Photo by Brad Starkey on Unsplash

A student called my name in the hallway today.

“I’m taking your Entrepreneurship class next semester. Can you tell me more about it?”

I told him the premise of the course: Practicing the method and mindset of entrepreneurship week by week, and applying that to the practice of law and the legal profession. I asked if he had any experience with entrepreneurship.

“I do,” he said. “I started my own nonprofit in California doing things people need after incarceration, like expungements and driver’s licenses.” He told me his plans for doing more and expanding geographically.

I told him he was exactly the kind of student I’d hoped would take the class — students who are already thinking and acting entrepreneurially and want to consciously develop skills to take it to the next level. Or who want to and need a springboard to get started.

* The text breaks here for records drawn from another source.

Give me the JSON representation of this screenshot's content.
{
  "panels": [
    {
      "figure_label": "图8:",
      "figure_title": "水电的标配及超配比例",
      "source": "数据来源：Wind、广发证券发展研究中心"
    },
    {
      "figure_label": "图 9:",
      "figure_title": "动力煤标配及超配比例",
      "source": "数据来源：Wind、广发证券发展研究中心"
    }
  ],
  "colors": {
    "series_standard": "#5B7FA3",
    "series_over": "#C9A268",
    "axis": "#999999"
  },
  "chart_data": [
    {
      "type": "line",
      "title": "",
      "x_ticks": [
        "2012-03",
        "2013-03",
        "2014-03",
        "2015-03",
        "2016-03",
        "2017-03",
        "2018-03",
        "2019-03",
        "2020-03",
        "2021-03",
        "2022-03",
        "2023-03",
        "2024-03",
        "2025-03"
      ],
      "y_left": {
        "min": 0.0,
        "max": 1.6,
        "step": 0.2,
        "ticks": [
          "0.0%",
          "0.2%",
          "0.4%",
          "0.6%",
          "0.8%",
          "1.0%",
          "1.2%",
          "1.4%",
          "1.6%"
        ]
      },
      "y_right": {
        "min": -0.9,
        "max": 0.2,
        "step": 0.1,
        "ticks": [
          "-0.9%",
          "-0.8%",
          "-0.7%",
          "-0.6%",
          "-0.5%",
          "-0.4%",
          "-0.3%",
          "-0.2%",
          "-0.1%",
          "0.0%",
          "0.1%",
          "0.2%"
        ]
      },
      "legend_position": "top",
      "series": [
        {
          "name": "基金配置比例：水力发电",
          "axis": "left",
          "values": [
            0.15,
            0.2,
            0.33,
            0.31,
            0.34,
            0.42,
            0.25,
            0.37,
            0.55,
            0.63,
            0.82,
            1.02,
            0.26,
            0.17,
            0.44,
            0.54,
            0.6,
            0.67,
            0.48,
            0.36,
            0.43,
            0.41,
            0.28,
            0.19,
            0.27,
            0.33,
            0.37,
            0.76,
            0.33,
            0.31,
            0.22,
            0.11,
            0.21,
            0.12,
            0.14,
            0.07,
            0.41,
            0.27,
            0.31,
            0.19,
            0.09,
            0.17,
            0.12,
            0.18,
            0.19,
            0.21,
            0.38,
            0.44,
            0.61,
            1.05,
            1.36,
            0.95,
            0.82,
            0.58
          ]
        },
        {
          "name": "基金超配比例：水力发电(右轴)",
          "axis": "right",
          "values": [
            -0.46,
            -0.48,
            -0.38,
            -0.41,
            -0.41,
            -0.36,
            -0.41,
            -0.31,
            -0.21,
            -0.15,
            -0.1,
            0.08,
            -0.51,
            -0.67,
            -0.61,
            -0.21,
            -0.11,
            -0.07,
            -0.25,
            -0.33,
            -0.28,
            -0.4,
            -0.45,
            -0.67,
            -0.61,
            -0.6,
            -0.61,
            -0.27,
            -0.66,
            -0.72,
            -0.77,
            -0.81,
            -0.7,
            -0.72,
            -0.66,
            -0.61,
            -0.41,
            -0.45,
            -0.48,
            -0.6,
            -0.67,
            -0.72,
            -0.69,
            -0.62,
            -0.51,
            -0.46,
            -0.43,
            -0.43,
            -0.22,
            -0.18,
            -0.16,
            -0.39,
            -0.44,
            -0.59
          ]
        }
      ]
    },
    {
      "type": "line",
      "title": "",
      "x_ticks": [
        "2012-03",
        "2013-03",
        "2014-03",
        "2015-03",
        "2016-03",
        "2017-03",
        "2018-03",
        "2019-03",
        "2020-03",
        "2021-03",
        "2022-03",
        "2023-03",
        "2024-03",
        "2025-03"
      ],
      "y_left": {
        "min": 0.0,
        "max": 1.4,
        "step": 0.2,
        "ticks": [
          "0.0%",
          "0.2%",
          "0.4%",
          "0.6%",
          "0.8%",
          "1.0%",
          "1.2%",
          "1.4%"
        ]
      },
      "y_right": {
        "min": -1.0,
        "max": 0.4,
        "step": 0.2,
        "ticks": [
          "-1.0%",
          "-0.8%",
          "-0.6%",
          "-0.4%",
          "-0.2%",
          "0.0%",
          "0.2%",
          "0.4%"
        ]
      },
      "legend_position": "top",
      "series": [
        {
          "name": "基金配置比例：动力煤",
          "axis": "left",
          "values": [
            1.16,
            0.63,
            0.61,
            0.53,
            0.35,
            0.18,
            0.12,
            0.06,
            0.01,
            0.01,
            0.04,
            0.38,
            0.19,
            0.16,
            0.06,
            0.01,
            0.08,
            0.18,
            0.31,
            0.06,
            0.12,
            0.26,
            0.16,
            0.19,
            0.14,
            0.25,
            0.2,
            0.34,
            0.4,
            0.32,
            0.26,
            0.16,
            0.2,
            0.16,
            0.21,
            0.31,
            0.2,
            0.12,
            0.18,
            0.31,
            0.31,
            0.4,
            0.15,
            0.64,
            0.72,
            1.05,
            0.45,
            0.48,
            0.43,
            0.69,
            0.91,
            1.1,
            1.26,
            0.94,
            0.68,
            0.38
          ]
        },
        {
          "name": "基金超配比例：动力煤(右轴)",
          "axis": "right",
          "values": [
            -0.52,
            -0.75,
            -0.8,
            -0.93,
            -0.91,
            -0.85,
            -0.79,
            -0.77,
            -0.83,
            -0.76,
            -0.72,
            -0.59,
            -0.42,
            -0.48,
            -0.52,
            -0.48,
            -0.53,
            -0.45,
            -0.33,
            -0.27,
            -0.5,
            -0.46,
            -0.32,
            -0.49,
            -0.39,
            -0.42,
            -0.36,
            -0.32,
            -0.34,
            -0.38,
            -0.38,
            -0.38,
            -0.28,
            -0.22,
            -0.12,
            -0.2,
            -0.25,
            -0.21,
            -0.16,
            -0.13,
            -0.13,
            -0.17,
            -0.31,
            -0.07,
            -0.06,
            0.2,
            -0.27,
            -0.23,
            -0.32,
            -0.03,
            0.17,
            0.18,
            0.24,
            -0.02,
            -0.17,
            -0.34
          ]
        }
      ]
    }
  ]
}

Honestly, I’m not surprised so many students signed up for the class (roughly fifteen percent of the entire eligible student body). This generation of students thinks creatively. They imagine a different society, and they want to help build it.

Some students get discouraged in law school. As they learn about the legal system, they see so many things glaringly wrong with it, and they should. The law is always imperfect and must constantly evolve. But too often we become consumed with just mastering the law that’s already on the books, as if it’s static and set.

It isn’t. The law is a not just a set of rules — it’s a set of rules for changing the rules. I try to emphasize this in my doctrinal classes, but the culture of radical change can be obscured by the day to day of compliance.

Entrepreneurship for Lawyers flips the script. We start with change. Change is our engine. Once you know how to drive, you can take the legal profession anywhere you want!